What Are Franking Credits?
When an Australian company pays tax on its profits (25-30%), it can pass those tax credits to shareholders as franking credits attached to dividends. You include both the dividend and the franking credit in your taxable income, then receive a tax offset for the franking credit. If your tax rate is lower than the company tax rate, you get a refund. This system prevents double-taxation of company profits.
Example
A fully franked $700 dividend from a company that paid 30% tax: gross-up = $700 + $300 franking credit = $1,000 taxable income. If your marginal tax rate is 32.5%, tax on $1,000 = $325. Minus $300 franking credit = only $25 additional tax.
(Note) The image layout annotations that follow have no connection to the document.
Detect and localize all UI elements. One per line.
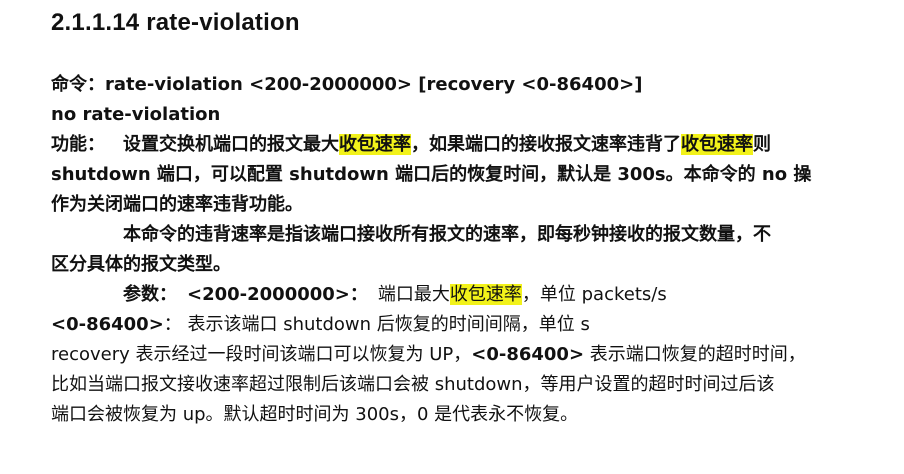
description-line-2: 区分具体的报文类型。 (51, 254, 231, 275)
param-line-1: 参数： <200-2000000>： 端口最大收包速率，单位 packets/s (51, 280, 887, 310)
command-label: 命令： (51, 74, 105, 95)
param-rate-text: 端口最大 (377, 284, 450, 305)
param-recovery-name: <0-86400> (51, 314, 164, 335)
highlight-receive-rate: 收包速率 (339, 134, 411, 155)
param-line-5: 端口会被恢复为 up。默认超时时间为 300s，0 是代表永不恢复。 (51, 404, 579, 425)
function-text: 设置交换机端口的报文最大 (123, 134, 339, 155)
description-line-1: 本命令的违背速率是指该端口接收所有报文的速率，即每秒钟接收的报文数量，不 (123, 224, 771, 245)
function-text: ，如果端口的接收报文速率违背了 (411, 134, 681, 155)
command-syntax: rate-violation <200-2000000> [recovery <… (105, 74, 643, 95)
function-line-2: shutdown 端口，可以配置 shutdown 端口后的恢复时间，默认是 3… (51, 164, 812, 185)
param-line-2: <0-86400>： 表示该端口 shutdown 后恢复的时间间隔，单位 s (51, 310, 887, 340)
param-rate-name: <200-2000000>： (187, 284, 368, 305)
recovery-desc: recovery 表示经过一段时间该端口可以恢复为 UP， (51, 344, 472, 365)
highlight-receive-rate: 收包速率 (449, 284, 522, 305)
no-command-line: no rate-violation (51, 104, 221, 125)
document-page: 2.1.1.14 rate-violation 命令：rate-violatio… (51, 6, 887, 430)
recovery-range: <0-86400> (471, 344, 585, 365)
section-heading: 2.1.1.14 rate-violation (51, 9, 300, 36)
params-label: 参数： (123, 284, 177, 305)
command-syntax-line: 命令：rate-violation <200-2000000> [recover… (51, 70, 887, 100)
function-text: 则 (753, 134, 771, 155)
function-label: 功能： (51, 134, 105, 155)
param-line-4: 比如当端口报文接收速率超过限制后该端口会被 shutdown，等用户设置的超时时… (51, 374, 775, 395)
param-recovery-text: ： 表示该端口 shutdown 后恢复的时间间隔，单位 s (163, 314, 590, 335)
function-line-1: 功能： 设置交换机端口的报文最大收包速率，如果端口的接收报文速率违背了收包速率则 (51, 130, 887, 160)
param-rate-unit: ，单位 packets/s (521, 284, 667, 305)
highlight-receive-rate: 收包速率 (681, 134, 753, 155)
recovery-desc-2: 表示端口恢复的超时时间， (584, 344, 806, 365)
param-line-3: recovery 表示经过一段时间该端口可以恢复为 UP，<0-86400> 表… (51, 340, 887, 370)
function-line-3: 作为关闭端口的速率违背功能。 (51, 194, 303, 215)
If you earn under the tax-free threshold, you get the full $300 franking credit as a cash refund from the ATO. This makes Australian shares extremely tax-efficient for low-income earners, retirees, and super funds.
Strategy
Hold Australian dividend-paying shares in your lowest-taxed entity (personal name if low income, super fund at 15% tax, or distribute through a family trust to low-income beneficiaries). Companies with consistently high franking: big banks (CBA, ANZ, WBC, NAB), Telstra, BHP, Woodside. Franking credits are one of Australia's most powerful wealth-building tools — especially inside super where they can result in effective 0% tax on dividends.